Sthira Sukham Asanam
Yoga should balance stability, strength and steadiness with gentleness, relaxation, and joy.
As I read the ancient yoga texts with the students in the Harmony Yoga Teacher Training, I am reminded of the wisdom at the heart of yoga philosophy. The same truths that resonated with people 5000 years ago, are still relevant today. One of those pearls is the value of finding balance between Sthira and Sukha.
Around 200BC, the sage Patanjali wrote the Yoga Sutras which are considered to be the foundational texts of Yoga. Patanjali described the physical practice of yoga in Sanskrit as “Sthira Sukham Asanam.” Loosely defined, we should strive to practice yoga with strength and in a relaxed manner. Sthira translates as strong, steady, and stable. Sukha means comfortable, happy, and relaxed. Asanam refers to the physical practice of yoga. Sthira and Sukha are opposites, but equally important qualities to develop in both the practice of yoga and in life. Opposites do not need to be mutually exclusive. A yoga practice can be stable and gentle or steady and joyful just as we can find harmony in our lives between strength and relaxation.

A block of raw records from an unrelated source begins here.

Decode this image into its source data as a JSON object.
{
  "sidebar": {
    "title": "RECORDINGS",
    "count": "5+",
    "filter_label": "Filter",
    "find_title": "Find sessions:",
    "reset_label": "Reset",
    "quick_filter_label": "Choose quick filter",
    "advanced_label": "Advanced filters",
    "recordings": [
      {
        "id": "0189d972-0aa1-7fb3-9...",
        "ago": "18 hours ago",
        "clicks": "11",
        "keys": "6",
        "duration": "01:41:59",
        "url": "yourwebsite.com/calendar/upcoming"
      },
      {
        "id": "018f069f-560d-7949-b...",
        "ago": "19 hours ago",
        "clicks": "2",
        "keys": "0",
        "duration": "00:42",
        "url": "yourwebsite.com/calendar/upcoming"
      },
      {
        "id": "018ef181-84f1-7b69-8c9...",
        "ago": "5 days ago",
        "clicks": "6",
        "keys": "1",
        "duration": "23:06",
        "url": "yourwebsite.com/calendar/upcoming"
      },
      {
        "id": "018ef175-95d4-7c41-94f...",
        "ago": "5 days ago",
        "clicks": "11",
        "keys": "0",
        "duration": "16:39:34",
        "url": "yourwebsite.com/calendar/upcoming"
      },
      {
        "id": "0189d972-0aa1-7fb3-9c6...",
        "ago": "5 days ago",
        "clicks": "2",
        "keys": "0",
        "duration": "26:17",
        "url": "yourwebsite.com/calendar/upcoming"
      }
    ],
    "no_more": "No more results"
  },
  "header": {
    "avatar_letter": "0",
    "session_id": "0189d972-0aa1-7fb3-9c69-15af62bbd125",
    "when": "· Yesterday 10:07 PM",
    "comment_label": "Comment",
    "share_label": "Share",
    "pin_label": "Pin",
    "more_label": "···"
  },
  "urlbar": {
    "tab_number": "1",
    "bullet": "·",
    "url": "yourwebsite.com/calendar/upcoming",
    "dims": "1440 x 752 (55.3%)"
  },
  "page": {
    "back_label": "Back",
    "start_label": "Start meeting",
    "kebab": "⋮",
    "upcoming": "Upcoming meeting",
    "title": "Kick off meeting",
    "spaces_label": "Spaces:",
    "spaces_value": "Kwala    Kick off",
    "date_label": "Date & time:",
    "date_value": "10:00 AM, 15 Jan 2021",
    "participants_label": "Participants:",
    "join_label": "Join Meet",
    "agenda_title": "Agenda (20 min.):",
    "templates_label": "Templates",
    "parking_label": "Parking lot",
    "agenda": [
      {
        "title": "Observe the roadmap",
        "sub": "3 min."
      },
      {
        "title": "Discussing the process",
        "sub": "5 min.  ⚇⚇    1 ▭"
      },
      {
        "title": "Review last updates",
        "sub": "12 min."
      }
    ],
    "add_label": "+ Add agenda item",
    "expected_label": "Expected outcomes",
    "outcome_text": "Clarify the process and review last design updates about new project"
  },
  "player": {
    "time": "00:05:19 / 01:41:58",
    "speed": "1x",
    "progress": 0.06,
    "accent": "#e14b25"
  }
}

When practicing yoga, the point in the body that is touching the ground is usually in Sthira. The connection to the earth needs to be strong, steady, stable, grounded, and firmly rooted. Sukha can often be experienced through those parts of the body furthest from the ground for example the arms in tree pose, the upper body in warrior one, or even the hand in triangle pose. However, sometimes, it feels like the entire yoga pose is in Sthira. On those occasions, how do you find Sukha? Simply start by softening your gaze and relaxing your facial muscles, and try to find comfort and joy somewhere, even in the fingers.
Just like in Yoga, it is important to balance Sthira and Sukha in our personal lives. To be strong, stable, and steady are wonderful qualities, but you also need to balance that with joy and relaxation. In both yoga and life most of us have plenty of Sthira, but not enough Sukha. I challenge you to find balance and inner harmony during these dog days of summer by incorporating Sukha in your life. Go for more walks on the beach, sleep late one morning a week, and carve out some time with your family and friends away from your electronics. Enjoy the simple pleasure of reading a book. Give yourself permission to bring balance and inner harmony into your life by cultivating Sukha this summer and always.